Credere è importante, anzi fondamentale, nella vita psichica di un individuo. La realtà psichica stessa, cui noi tanto facciamo riferimento, è qualcosa che viene creata dalla possibilità di credere, nelle nostre percezioni e nelle conferme che di tali percezioni riceviamo dagli altri. Credere dà la forza della realtà a tutto ciò che è psichico, proprio come la percezione dà forza di realtà a tutto ciò che è fisico. Credere è un processo attivo, vitale, influenzato dal desiderio, dalla paura e dalle aspettative, e questo film lo racconta a perfezione. Noi abbiamo bisogno di credere per agire e reagire, e per molta parte del nostro tempo lo facciamo senza una precisa conoscenza. Credere richiede una conferma sensoriale, (un esame di realtà) per diventare conoscenza (siamo tutti dei San Tommaso!), ma allo stesso tempo ciò che viene percepito richiede di essere creduto per essere considerato una conoscenza. François crede che Jeanne abbia bisogno di aiuto, di un cappotto contro il freddo, di una presenza umana che possa scaldarle il cuore, e quando lei lo accetta questa sua fede diventa conoscenza: lui sapeva che lei aveva bisogno, ma lo possiamo dire solo a posteriori. Mentre Jeanne sa che François ha bisogno di lei, lo sa per le sue conoscenze/competenze mediche e quando assiste la nonna, recupera anche la fede/fiducia, in queste sue conoscenze, che aveva perduto quando non erano state utili a salvare delle vie umane.
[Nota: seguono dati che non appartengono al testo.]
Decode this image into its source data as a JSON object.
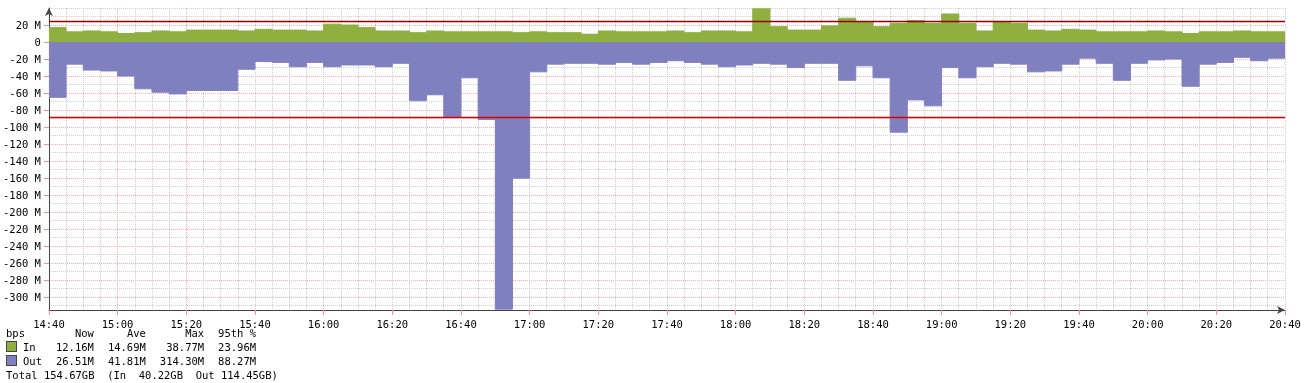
{
  "chart_data": {
    "type": "area",
    "x": [
      14.6667,
      14.75,
      14.75,
      14.8333,
      14.8333,
      14.9167,
      14.9167,
      15,
      15,
      15.0833,
      15.0833,
      15.1667,
      15.1667,
      15.25,
      15.25,
      15.3333,
      15.3333,
      15.4167,
      15.4167,
      15.5,
      15.5,
      15.5833,
      15.5833,
      15.6667,
      15.6667,
      15.75,
      15.75,
      15.8333,
      15.8333,
      15.9167,
      15.9167,
      16,
      16,
      16.0833,
      16.0833,
      16.1667,
      16.1667,
      16.25,
      16.25,
      16.3333,
      16.3333,
      16.4167,
      16.4167,
      16.5,
      16.5,
      16.5833,
      16.5833,
      16.6667,
      16.6667,
      16.75,
      16.75,
      16.8333,
      16.8333,
      16.9167,
      16.9167,
      17,
      17,
      17.0833,
      17.0833,
      17.1667,
      17.1667,
      17.25,
      17.25,
      17.3333,
      17.3333,
      17.4167,
      17.4167,
      17.5,
      17.5,
      17.5833,
      17.5833,
      17.6667,
      17.6667,
      17.75,
      17.75,
      17.8333,
      17.8333,
      17.9167,
      17.9167,
      18,
      18,
      18.0833,
      18.0833,
      18.1667,
      18.1667,
      18.25,
      18.25,
      18.3333,
      18.3333,
      18.4167,
      18.4167,
      18.5,
      18.5,
      18.5833,
      18.5833,
      18.6667,
      18.6667,
      18.75,
      18.75,
      18.8333,
      18.8333,
      18.9167,
      18.9167,
      19,
      19,
      19.0833,
      19.0833,
      19.1667,
      19.1667,
      19.25,
      19.25,
      19.3333,
      19.3333,
      19.4167,
      19.4167,
      19.5,
      19.5,
      19.5833,
      19.5833,
      19.6667,
      19.6667,
      19.75,
      19.75,
      19.8333,
      19.8333,
      19.9167,
      19.9167,
      20,
      20,
      20.0833,
      20.0833,
      20.1667,
      20.1667,
      20.25,
      20.25,
      20.3333,
      20.3333,
      20.4167,
      20.4167,
      20.5,
      20.5,
      20.5833,
      20.5833,
      20.6667
    ],
    "series": [
      {
        "name": "In",
        "color": "#8fb040",
        "values": [
          17,
          17,
          12,
          12,
          13,
          13,
          12,
          12,
          10,
          10,
          11,
          11,
          13,
          13,
          12,
          12,
          14,
          14,
          14,
          14,
          14,
          14,
          13,
          13,
          15,
          15,
          14,
          14,
          14,
          14,
          13,
          13,
          21,
          21,
          20,
          20,
          17,
          17,
          13,
          13,
          13,
          13,
          11,
          11,
          13,
          13,
          12,
          12,
          12,
          12,
          12,
          12,
          12,
          12,
          11,
          11,
          12,
          12,
          11,
          11,
          11,
          11,
          9,
          9,
          13,
          13,
          12,
          12,
          12,
          12,
          12,
          12,
          13,
          13,
          11,
          11,
          13,
          13,
          13,
          13,
          12,
          12,
          39,
          39,
          18,
          18,
          14,
          14,
          14,
          14,
          19,
          19,
          28,
          28,
          24,
          24,
          18,
          18,
          22,
          22,
          25,
          25,
          22,
          22,
          33,
          33,
          22,
          22,
          13,
          13,
          23,
          23,
          22,
          22,
          14,
          14,
          13,
          13,
          15,
          15,
          14,
          14,
          12,
          12,
          12,
          12,
          12,
          12,
          13,
          13,
          12,
          12,
          10,
          10,
          12,
          12,
          12,
          12,
          13,
          13,
          12,
          12,
          12,
          12
        ]
      },
      {
        "name": "Out",
        "color": "#8080c0",
        "values": [
          -65,
          -65,
          -26,
          -26,
          -33,
          -33,
          -34,
          -34,
          -40,
          -40,
          -55,
          -55,
          -59,
          -59,
          -61,
          -61,
          -57,
          -57,
          -57,
          -57,
          -57,
          -57,
          -32,
          -32,
          -23,
          -23,
          -24,
          -24,
          -29,
          -29,
          -24,
          -24,
          -29,
          -29,
          -27,
          -27,
          -27,
          -27,
          -29,
          -29,
          -25,
          -25,
          -69,
          -69,
          -62,
          -62,
          -88,
          -88,
          -42,
          -42,
          -91,
          -91,
          -314,
          -314,
          -160,
          -160,
          -35,
          -35,
          -26,
          -26,
          -25,
          -25,
          -25,
          -25,
          -26,
          -26,
          -24,
          -24,
          -26,
          -26,
          -24,
          -24,
          -22,
          -22,
          -24,
          -24,
          -26,
          -26,
          -29,
          -29,
          -27,
          -27,
          -25,
          -25,
          -26,
          -26,
          -30,
          -30,
          -25,
          -25,
          -25,
          -25,
          -45,
          -45,
          -28,
          -28,
          -42,
          -42,
          -106,
          -106,
          -68,
          -68,
          -75,
          -75,
          -30,
          -30,
          -42,
          -42,
          -29,
          -29,
          -25,
          -25,
          -26,
          -26,
          -35,
          -35,
          -34,
          -34,
          -26,
          -26,
          -19,
          -19,
          -25,
          -25,
          -45,
          -45,
          -25,
          -25,
          -21,
          -21,
          -20,
          -20,
          -52,
          -52,
          -26,
          -26,
          -24,
          -24,
          -18,
          -18,
          -22,
          -22,
          -19,
          -19
        ]
      }
    ],
    "xlim": [
      14.6667,
      20.6667
    ],
    "xticks": [
      {
        "value": 14.6667,
        "label": "14:40"
      },
      {
        "value": 15,
        "label": "15:00"
      },
      {
        "value": 15.3333,
        "label": "15:20"
      },
      {
        "value": 15.6667,
        "label": "15:40"
      },
      {
        "value": 16,
        "label": "16:00"
      },
      {
        "value": 16.3333,
        "label": "16:20"
      },
      {
        "value": 16.6667,
        "label": "16:40"
      },
      {
        "value": 17,
        "label": "17:00"
      },
      {
        "value": 17.3333,
        "label": "17:20"
      },
      {
        "value": 17.6667,
        "label": "17:40"
      },
      {
        "value": 18,
        "label": "18:00"
      },
      {
        "value": 18.3333,
        "label": "18:20"
      },
      {
        "value": 18.6667,
        "label": "18:40"
      },
      {
        "value": 19,
        "label": "19:00"
      },
      {
        "value": 19.3333,
        "label": "19:20"
      },
      {
        "value": 19.6667,
        "label": "19:40"
      },
      {
        "value": 20,
        "label": "20:00"
      },
      {
        "value": 20.3333,
        "label": "20:20"
      },
      {
        "value": 20.6667,
        "label": "20:40"
      }
    ],
    "ylim": [
      -315,
      40
    ],
    "yticks": [
      {
        "value": 20,
        "label": "20 M"
      },
      0,
      {
        "value": -20,
        "label": "-20 M"
      },
      {
        "value": -40,
        "label": "-40 M"
      },
      {
        "value": -60,
        "label": "-60 M"
      },
      {
        "value": -80,
        "label": "-80 M"
      },
      {
        "value": -100,
        "label": "-100 M"
      },
      {
        "value": -120,
        "label": "-120 M"
      },
      {
        "value": -140,
        "label": "-140 M"
      },
      {
        "value": -160,
        "label": "-160 M"
      },
      {
        "value": -180,
        "label": "-180 M"
      },
      {
        "value": -200,
        "label": "-200 M"
      },
      {
        "value": -220,
        "label": "-220 M"
      },
      {
        "value": -240,
        "label": "-240 M"
      },
      {
        "value": -260,
        "label": "-260 M"
      },
      {
        "value": -280,
        "label": "-280 M"
      },
      {
        "value": -300,
        "label": "-300 M"
      }
    ],
    "ref_lines": [
      {
        "axis": "y",
        "value": 23.96,
        "color": "#990000"
      },
      {
        "axis": "y",
        "value": -88.27,
        "color": "#dd0000"
      }
    ],
    "grid": true,
    "legend": "bottom",
    "annotations": [
      "bps",
      "Now",
      "Ave",
      "Max",
      "95th %",
      "12.16M",
      "14.69M",
      "38.77M",
      "23.96M",
      "26.51M",
      "41.81M",
      "314.30M",
      "88.27M",
      "Total 154.67GB  (In  40.22GB  Out 114.45GB)"
    ]
  }
}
Anche la vita della nonna non può essere salvata, ma qui ad essere salvata non è quella vita, la vita di un paziente, ma la sua, e quella di François che non è rimasto impotente ad aspettare la morte, ma si è attivato secondo le sue capacità e possibilità, per salvarla. Solo così entrambi, alla fine, essendosi impegnati reciprocamente, possono ricominciare a vivere, avendo superato l’angoscia della perdita.